Compute the probability of randomly drawing five cards from a deck and getting 3 Aces and 2 Kings. (Give your answer as a fraction.)
To compute the probability of randomly drawing five cards from a deck and getting 3 Aces and 2 Kings, we need to calculate the ratio of favorable outcomes to the total possible outcomes.
Step 1: Calculate the number of ways to choose 3 Aces from a deck of 4 Aces:
C(4, 3) = 4! / (3! * (4-3)!) = 4
Step 2: Calculate the number of ways to choose 2 Kings from a deck of 4 Kings:
C(4, 2) = 4! / (2! * (4-2)!) = 6
Step 3: Calculate the number of ways to choose the remaining 5 - 3 - 2 = 0 cards from the remaining 52 - 4 - 4 = 44 cards in the deck:
C(44, 0) = 44! / (0! * (44-0)!) = 1
Step 4: Calculate the total possible outcomes of choosing 5 cards from a deck of 52 cards:
C(52, 5) = 52! / (5! * (52-5)!) = 2,598,960
Step 5: Calculate the product of the number of ways in steps 1, 2, and 3:
4 * 6 * 1 = 24
Step 6: Calculate the probability by dividing the product of step 5 by the total number of possible outcomes in step 4:
P = 24 / 2,598,960 = 1 / 108,290
Therefore, the probability of randomly drawing five cards from a deck and getting 3 Aces and 2 Kings is 1/108,290.
To compute the probability of randomly drawing five cards from a deck and getting 3 Aces and 2 Kings, we need to determine the total number of favorable outcomes (getting 3 Aces and 2 Kings) and divide it by the total number of possible outcomes (all combinations of 5 cards from a deck).
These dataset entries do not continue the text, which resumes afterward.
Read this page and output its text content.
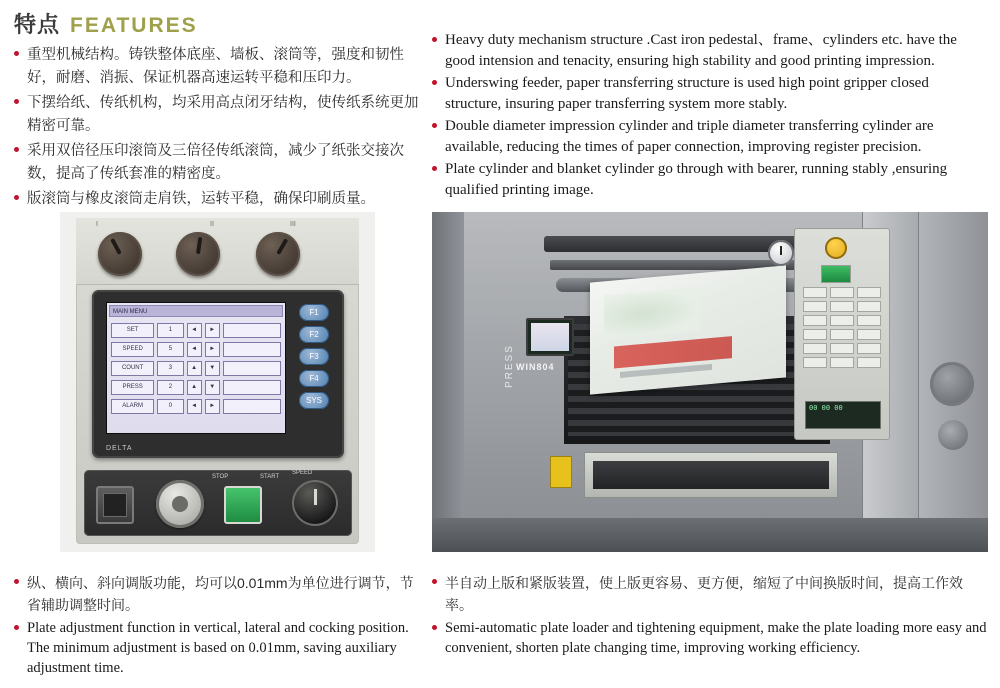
特点 FEATURES
重型机械结构。铸铁整体底座、墙板、滚筒等，强度和韧性好，耐磨、消振、保证机器高速运转平稳和压印力。
下摆给纸、传纸机构，均采用高点闭牙结构，使传纸系统更加精密可靠。
采用双倍径压印滚筒及三倍径传纸滚筒，减少了纸张交接次数，提高了传纸套准的精密度。
版滚筒与橡皮滚筒走肩铁，运转平稳，确保印刷质量。
Heavy duty mechanism structure .Cast iron pedestal、frame、cylinders etc. have the good intension and tenacity, ensuring high stability and good printing impression.
Underswing feeder, paper transferring structure is used high point gripper closed structure, insuring paper transferring system more stably.
Double diameter impression cylinder and triple diameter transferring cylinder are available, reducing the times of paper connection, improving register precision.
Plate cylinder and blanket cylinder go through with bearer, running stably ,ensuring qualified printing image.
I	II	III
MAIN MENU
SET	1	◄	►
SPEED	5	◄	►
COUNT	3	▲	▼
PRESS	2	▲	▼
ALARM	0	◄	►
F1
F2
F3
F4
SYS
DELTA
STOP	START
SPEED
WIN804
00 00 00
PRESS
纵、横向、斜向调版功能，均可以0.01mm为单位进行调节，节省辅助调整时间。
Plate adjustment function in vertical, lateral and cocking position. The minimum adjustment is based on 0.01mm, saving auxiliary adjustment time.
半自动上版和紧版装置，使上版更容易、更方便，缩短了中间换版时间，提高工作效率。
Semi-automatic plate loader and tightening equipment, make the plate loading more easy and convenient, shorten plate changing time, improving working efficiency.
First, let's determine the total number of favorable outcomes, which is the number of ways to choose 3 Aces from the 4 Aces in the deck multiplied by the number of ways to choose 2 Kings from the 4 Kings in the deck.
The number of ways to choose 3 Aces from 4 is given by the binomial coefficient: C(4, 3) = 4! / (3! * (4-3)!) = 4.
Similarly, the number of ways to choose 2 Kings from 4 is: C(4, 2) = 4! / (2! * (4-2)!) = 6.
Now, we multiply these values together to get the total number of favorable outcomes: 4 * 6 = 24.
Next, we need to determine the total number of possible outcomes, which is the number of ways to choose any 5 cards from the 52-card deck. This is given by the binomial coefficient: C(52, 5) = 52! / (5! * (52-5)!) = 2,598,960.
Finally, we divide the number of favorable outcomes by the number of possible outcomes to calculate the probability:
P(3 Aces and 2 Kings) = 24 / 2,598,960.
Hence, the probability of randomly drawing five cards from a deck and getting 3 Aces and 2 Kings is 24/2,598,960, which can be simplified but cannot be expressed as a simple fraction.